The day starts well with coffee and cornetti at an outdoor café in the lovely Campo Santi Giovanni e Paolo ...
... also known as the campo delle meraviglie (square of marvels) because it houses both the Scuola Grande di San Marco (detail of its gorgeous facade with patiently-waiting dog below left) and the Basilica San Giovanni e Paolo (below right) where no fewer than 25 doges are entombed.
Unfortunately I was only able to take a couple of pictures inside the basilica before being politely ejected for wearing a sleeveless dress, hence not being covered with due modesty. (Mea culpa - I should have known better; my daughters, dragged around cathedrals from infancy, had thought to bring scarves).
We head off past the Scuola (below, now a hospital - like no other I know!), alongside the canal ...
passing a lone gondolier ...
and a villa to dream of ...
This one would do nicely too ...
... one's laundry and transport both sorted, ma certo!
Our destinazione: the lagoon, to the vaporetto station of Fondamento Nuove, to catch a boat to the islands ...
(No, not this one, but the Maria Vittoria, anchored nearby, was much prettier than the vaporetto).
Just under an hour later we hop off a tightly crowded boat to explore the island of Torcello in the north end of the Venetian lagoon
Torcello is a bit like a ghost island - there are no cars and a tiny population of well under a hundred people. But it used to be a thriving city: way back in the 5th century it was settled as a refuge by people escaping barbarian invasions. By the 10th century it had a huge population and was far more powerful politically and economically than Venice.
Hard to imagine now ... as the lagoon around the island turned to swamps, and a breeding ground for malaria, it was gradually deserted ...
leaving behind these lush, semi-abandoned gardens and ruins, surrounded by the green swampy lagoon and an eerie quiet ...
... as well as the basilica of Santa Maria Assunta, which goes back to 639 AD and has awe-inspiring Byzantine mosaics lining walls, ceiling and floors. Nothing about the outside of this place prepares you for the beauty and grace of the inside. Sadly I have no photos - not because I was thrown out this time, but because photography is strictly forbidden.

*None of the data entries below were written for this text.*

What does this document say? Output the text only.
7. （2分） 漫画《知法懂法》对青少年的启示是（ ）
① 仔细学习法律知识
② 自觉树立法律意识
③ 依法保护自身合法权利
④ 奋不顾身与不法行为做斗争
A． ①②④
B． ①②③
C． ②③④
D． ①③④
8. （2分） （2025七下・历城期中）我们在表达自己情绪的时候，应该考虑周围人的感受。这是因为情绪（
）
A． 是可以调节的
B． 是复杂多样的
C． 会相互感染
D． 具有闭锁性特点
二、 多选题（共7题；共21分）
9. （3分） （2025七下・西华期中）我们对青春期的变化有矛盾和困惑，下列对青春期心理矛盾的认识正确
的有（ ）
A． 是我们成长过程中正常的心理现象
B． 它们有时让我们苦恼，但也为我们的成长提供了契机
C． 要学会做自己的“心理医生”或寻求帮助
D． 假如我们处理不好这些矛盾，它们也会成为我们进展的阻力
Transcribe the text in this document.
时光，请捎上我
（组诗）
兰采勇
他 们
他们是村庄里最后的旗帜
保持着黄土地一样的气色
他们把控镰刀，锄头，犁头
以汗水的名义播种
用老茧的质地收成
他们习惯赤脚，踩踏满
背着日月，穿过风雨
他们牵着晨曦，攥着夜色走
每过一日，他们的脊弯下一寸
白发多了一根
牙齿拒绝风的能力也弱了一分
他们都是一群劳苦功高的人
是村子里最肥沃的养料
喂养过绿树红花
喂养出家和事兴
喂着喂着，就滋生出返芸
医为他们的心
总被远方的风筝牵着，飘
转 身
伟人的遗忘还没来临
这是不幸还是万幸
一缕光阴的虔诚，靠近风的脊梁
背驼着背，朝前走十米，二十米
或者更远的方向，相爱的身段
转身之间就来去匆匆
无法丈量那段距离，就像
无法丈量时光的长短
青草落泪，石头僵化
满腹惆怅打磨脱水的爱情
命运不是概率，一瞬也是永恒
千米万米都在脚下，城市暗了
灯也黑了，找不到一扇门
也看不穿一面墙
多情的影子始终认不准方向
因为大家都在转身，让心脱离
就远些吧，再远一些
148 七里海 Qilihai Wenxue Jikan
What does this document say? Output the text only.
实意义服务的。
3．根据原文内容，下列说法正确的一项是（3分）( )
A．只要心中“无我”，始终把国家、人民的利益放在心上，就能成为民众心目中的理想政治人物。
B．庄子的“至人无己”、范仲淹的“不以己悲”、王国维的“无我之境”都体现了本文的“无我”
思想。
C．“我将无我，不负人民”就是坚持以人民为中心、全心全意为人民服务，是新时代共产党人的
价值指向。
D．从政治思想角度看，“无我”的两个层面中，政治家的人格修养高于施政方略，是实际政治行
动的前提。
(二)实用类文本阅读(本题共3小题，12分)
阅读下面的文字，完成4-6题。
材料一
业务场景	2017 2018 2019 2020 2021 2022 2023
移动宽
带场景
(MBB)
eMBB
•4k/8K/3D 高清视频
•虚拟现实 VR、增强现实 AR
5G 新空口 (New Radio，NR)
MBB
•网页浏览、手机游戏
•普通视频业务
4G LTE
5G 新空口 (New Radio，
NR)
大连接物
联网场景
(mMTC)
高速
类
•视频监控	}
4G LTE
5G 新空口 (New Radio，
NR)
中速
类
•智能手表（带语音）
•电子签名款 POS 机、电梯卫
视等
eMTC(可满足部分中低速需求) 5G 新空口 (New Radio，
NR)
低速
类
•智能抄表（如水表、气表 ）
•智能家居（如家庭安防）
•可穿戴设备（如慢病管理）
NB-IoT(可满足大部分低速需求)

But see here for Jan Morris's lyrical description in the Financial Times of both the island and what she calls "the most moving church in Christendom".
We have lunch on the island, in the garden of Locanda Cipriani ...
right under the pergola below, a setting we might never want to leave
and even the long wait on the jetty and a hot, crowded vaporetto ride back to Venice seems a small price for this day on the lagoon.